- Born: 7 July 1974 (age 52) Honningsvåg, Norway
- Occupation: Writer
- Mother: Liv Lundberg
- Awards: Cappelen Prize (2004) Brage Prize (2022)

= Ingeborg Arvola =

Norwegian novelist and children's writer

Ingeborg Arvola (born 7 July 1974) is a Norwegian novelist and children's writer.

==Career==
Arvola made her literary debut in 1999 with the novel Korallhuset. Among her later novels are Straffe from 2003, Forsiktig glass from 2004, and 40 postkort from 2007. She was awarded the Cappelen Prize in 2004, and Havmannprisen in 2009. She received the Brage Prize in 2022, for her book Kniven i ilden.

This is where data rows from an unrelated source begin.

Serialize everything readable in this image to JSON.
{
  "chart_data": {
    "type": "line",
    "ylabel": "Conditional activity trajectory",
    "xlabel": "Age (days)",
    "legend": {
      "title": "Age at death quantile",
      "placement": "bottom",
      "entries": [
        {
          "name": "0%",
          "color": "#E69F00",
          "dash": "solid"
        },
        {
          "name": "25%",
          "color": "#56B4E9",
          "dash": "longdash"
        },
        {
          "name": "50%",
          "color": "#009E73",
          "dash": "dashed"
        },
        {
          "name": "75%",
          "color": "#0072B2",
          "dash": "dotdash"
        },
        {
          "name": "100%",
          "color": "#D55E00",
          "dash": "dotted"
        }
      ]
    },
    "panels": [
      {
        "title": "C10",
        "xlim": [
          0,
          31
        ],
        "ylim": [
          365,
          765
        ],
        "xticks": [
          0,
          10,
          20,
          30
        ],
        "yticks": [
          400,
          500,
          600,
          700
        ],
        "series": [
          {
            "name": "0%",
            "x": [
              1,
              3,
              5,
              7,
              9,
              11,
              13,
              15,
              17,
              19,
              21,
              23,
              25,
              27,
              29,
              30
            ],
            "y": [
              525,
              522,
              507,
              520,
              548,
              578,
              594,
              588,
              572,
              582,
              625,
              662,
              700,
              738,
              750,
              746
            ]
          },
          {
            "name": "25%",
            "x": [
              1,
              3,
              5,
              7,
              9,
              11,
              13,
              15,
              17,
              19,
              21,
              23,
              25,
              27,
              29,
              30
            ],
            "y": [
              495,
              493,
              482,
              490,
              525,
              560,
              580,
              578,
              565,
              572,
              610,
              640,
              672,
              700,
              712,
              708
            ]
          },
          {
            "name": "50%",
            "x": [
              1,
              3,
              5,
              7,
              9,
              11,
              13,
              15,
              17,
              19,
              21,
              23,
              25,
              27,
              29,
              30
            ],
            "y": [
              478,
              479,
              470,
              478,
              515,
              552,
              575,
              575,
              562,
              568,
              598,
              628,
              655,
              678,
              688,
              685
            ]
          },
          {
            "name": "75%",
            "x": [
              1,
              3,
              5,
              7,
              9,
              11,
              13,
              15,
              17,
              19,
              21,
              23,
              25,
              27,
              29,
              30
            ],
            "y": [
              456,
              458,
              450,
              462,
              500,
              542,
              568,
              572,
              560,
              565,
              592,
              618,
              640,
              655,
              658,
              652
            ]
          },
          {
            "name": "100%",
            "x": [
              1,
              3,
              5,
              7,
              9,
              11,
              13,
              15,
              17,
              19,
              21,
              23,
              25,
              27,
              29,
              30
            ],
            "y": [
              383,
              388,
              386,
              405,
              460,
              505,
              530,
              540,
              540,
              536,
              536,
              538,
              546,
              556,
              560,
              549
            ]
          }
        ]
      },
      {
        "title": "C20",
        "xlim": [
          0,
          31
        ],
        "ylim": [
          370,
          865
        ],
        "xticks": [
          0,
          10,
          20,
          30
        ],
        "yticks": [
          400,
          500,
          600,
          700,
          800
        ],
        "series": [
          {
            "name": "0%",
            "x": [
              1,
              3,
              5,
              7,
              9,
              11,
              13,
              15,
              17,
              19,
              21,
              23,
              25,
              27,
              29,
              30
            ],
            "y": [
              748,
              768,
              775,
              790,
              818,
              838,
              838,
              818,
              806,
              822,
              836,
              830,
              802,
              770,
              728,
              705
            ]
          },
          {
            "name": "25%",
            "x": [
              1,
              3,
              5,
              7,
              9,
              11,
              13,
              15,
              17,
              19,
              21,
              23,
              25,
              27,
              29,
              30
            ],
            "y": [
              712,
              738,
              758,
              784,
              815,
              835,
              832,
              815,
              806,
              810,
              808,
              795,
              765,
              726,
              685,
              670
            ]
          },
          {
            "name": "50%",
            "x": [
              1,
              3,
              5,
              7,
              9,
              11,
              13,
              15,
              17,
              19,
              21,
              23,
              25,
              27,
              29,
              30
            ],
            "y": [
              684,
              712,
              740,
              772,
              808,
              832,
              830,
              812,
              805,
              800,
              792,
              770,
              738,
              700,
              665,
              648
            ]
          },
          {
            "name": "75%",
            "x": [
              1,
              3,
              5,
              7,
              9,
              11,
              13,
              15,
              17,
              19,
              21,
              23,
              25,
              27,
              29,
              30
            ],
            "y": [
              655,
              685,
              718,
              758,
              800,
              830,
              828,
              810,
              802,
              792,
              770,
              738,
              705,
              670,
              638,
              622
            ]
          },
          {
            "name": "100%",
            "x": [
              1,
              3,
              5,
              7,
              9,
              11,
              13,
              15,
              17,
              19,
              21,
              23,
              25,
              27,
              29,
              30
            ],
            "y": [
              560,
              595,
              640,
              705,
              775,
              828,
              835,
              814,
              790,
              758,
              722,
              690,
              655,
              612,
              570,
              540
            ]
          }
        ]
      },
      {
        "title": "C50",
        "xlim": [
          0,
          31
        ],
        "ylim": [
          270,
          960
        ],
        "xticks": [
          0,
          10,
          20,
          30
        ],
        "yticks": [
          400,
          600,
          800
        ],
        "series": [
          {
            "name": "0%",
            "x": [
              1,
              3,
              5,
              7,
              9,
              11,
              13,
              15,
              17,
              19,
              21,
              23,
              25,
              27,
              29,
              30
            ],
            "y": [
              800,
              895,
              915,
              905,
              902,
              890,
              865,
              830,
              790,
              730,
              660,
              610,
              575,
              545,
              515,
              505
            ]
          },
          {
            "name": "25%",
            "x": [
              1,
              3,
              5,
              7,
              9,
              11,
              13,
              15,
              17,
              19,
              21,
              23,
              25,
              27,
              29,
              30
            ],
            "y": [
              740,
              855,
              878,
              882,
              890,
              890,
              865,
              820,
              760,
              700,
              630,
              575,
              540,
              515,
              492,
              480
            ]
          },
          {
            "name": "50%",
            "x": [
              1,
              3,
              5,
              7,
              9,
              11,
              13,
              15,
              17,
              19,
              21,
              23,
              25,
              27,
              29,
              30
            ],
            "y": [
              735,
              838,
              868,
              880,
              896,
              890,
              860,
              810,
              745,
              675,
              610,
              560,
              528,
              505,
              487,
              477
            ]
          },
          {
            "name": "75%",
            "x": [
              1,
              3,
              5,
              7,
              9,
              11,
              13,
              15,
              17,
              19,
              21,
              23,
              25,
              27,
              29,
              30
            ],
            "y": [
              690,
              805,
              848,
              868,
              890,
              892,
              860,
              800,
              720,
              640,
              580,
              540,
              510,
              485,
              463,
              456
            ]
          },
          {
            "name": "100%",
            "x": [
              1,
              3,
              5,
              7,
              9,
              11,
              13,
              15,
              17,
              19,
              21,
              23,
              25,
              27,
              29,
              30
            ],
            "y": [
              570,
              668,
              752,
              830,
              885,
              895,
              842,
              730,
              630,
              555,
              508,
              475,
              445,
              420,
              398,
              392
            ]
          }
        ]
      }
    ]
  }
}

Ruijan rannalla – Sanger fra Ishavet.

== Books ==

- 1999 - The Coral House - Novel
- 2000 - Blood, Snot, and Tears - Children's book
- 2000 - Life in a Turtle Shell and Other Stories - Stories
- 2003 - Punishment - Novel
- 2004 - Fragile Glass - Novel
- 2006 - Monster Rider - Short story collection
- 2007 - 40 Postcards - Prose
- 2008 - No Days Without Rain - Children's book
- 2009 - Comet Companions and Moon Smiles - Children's book
- 2011 - Pig Hearts - Novel
- 2012 - Carla, My Carla - Young adult book
- 2013 - Over All Obstacles - Children's book
- 2014 - Inghill + Carla = True - Young adult novel
- 2015 - The Rumor - Young adult novel
- 2015 - Neiden 1970 - Novel
- 2018 - Conditions for Life - Novel
- 2019 - Buffy By Is Talented - Young adult novel
- 2019 - Sudden Warm Temperatures - Short story collection
- 2020 - Buffy By Is Inspired - Young adult novel
- 2020 - Vodka, Water, and Glasnost - Stage scripts
- 2021 - Buffy By Is Adventurous - Young adult novel
- 2022 - Kniven i ilden. Ruijan rannalla – Sanger fra Ishavet - Novel

==Personal life==
Arvola was born in Honningsvåg on 7 July 1974. She is a daughter of poet and translator Liv Lundberg.